Focusing on the FSU/Asolo Conservatory’s Blur. 
 
By Kay Kipling
 
A play about a young woman threatened with impending blindness might seem pretty heavy going. As written by Melanie Marnich, a playwright who definitely sees things through her own set of eyes, that’s not the case with Blur, now onstage in an FSU/Asolo Conservatory production at the Cook Theatre.
 

Our heroine, Dot (Kirstin Franklin), is first glimpsed as a baby about to be born, and those opening moments, after she starts toddling around in her sleep suit, are cute and set the stage for the relationship between Dot and her mother (Sarah Gavitt), who’s increasingly eccentric and overprotective of her child—especially when they discover, as Dot turns 17, that she has a degenerative eye disease that was a genetic gift from a parent. (Dot’s father apparently never stuck around, so at first it’s easy to put the blame on him.)

 

 

Kirstin Franklin and Kevin Stanfa in the FSU/Asolo Conservatory’s Blur.

 
Although they’re close in some ways, Dot and her mother choose to deal with the problem differently: Mom by repeatedly trying to shut Dot in from the dangerous outside world, and Dot by reaching out to others closer to her own age, finding both a friend (Alexandra Guyker) in a tough-talking girl with a cleft palate and first love with a goofy guy who cleans cages at the zoo (Peter Mendez).
 
Through it all, Blur is composed of short, cinematically handled scenes, with a musical score behind the dialogue and little methods of keeping the tone light (such as cast members walking across the stage with signs to announce scene changes, or serving as handy props).
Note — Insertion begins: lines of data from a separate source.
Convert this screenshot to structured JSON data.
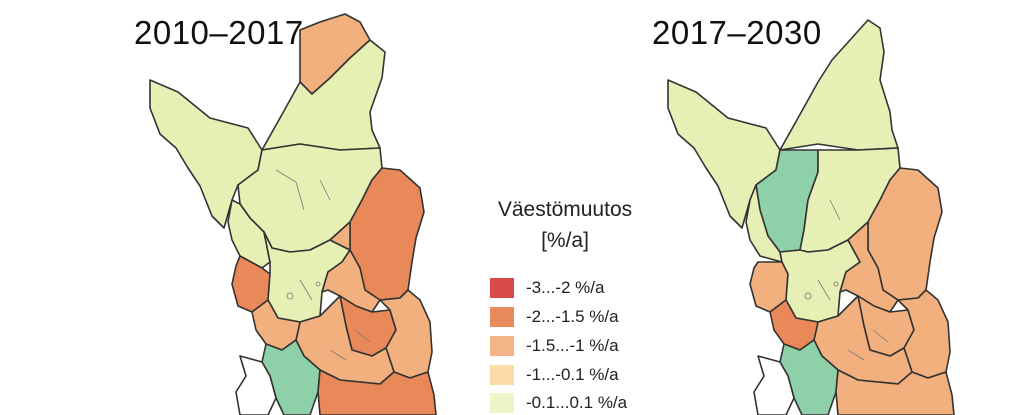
{
  "maps": [
    {
      "title": "2010–2017"
    },
    {
      "title": "2017–2030"
    }
  ],
  "legend": {
    "title_line1": "Väestömuutos",
    "title_line2": "[%/a]",
    "items": [
      {
        "label": "-3...-2 %/a",
        "color": "#d84a4a"
      },
      {
        "label": "-2...-1.5 %/a",
        "color": "#e98a5c"
      },
      {
        "label": "-1.5...-1 %/a",
        "color": "#f3b487"
      },
      {
        "label": "-1...-0.1 %/a",
        "color": "#fbdca8"
      },
      {
        "label": "-0.1...0.1 %/a",
        "color": "#eef4c6"
      }
    ]
  },
  "region_colors": {
    "light_yellow_green": "#e6f0b5",
    "light_orange": "#f2b07e",
    "orange": "#e9895a",
    "green": "#8ed0a8",
    "border": "#333333"
  }
}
The first act intrigues us, especially in scenes between Dot and her priest (Kevin Stanfa), who’s quirky but kind and definitely not in complete compliance with Vatican rules.
 
But Act II, as Dot continues to bond with her fellow misfits and learn how to make it on her own terms, feels, well, blurry—both predictable and sort of unfinished. That makes the evening less satisfying than it could be, although the cast (which also includes Ghafir Akbar in several roles, including that of the eye doctor who keeps fitting Dot with progressively stronger glasses) holds up its end of things. Marnich has a unique talent that’s evident here, but one wants more from the play’s conclusion.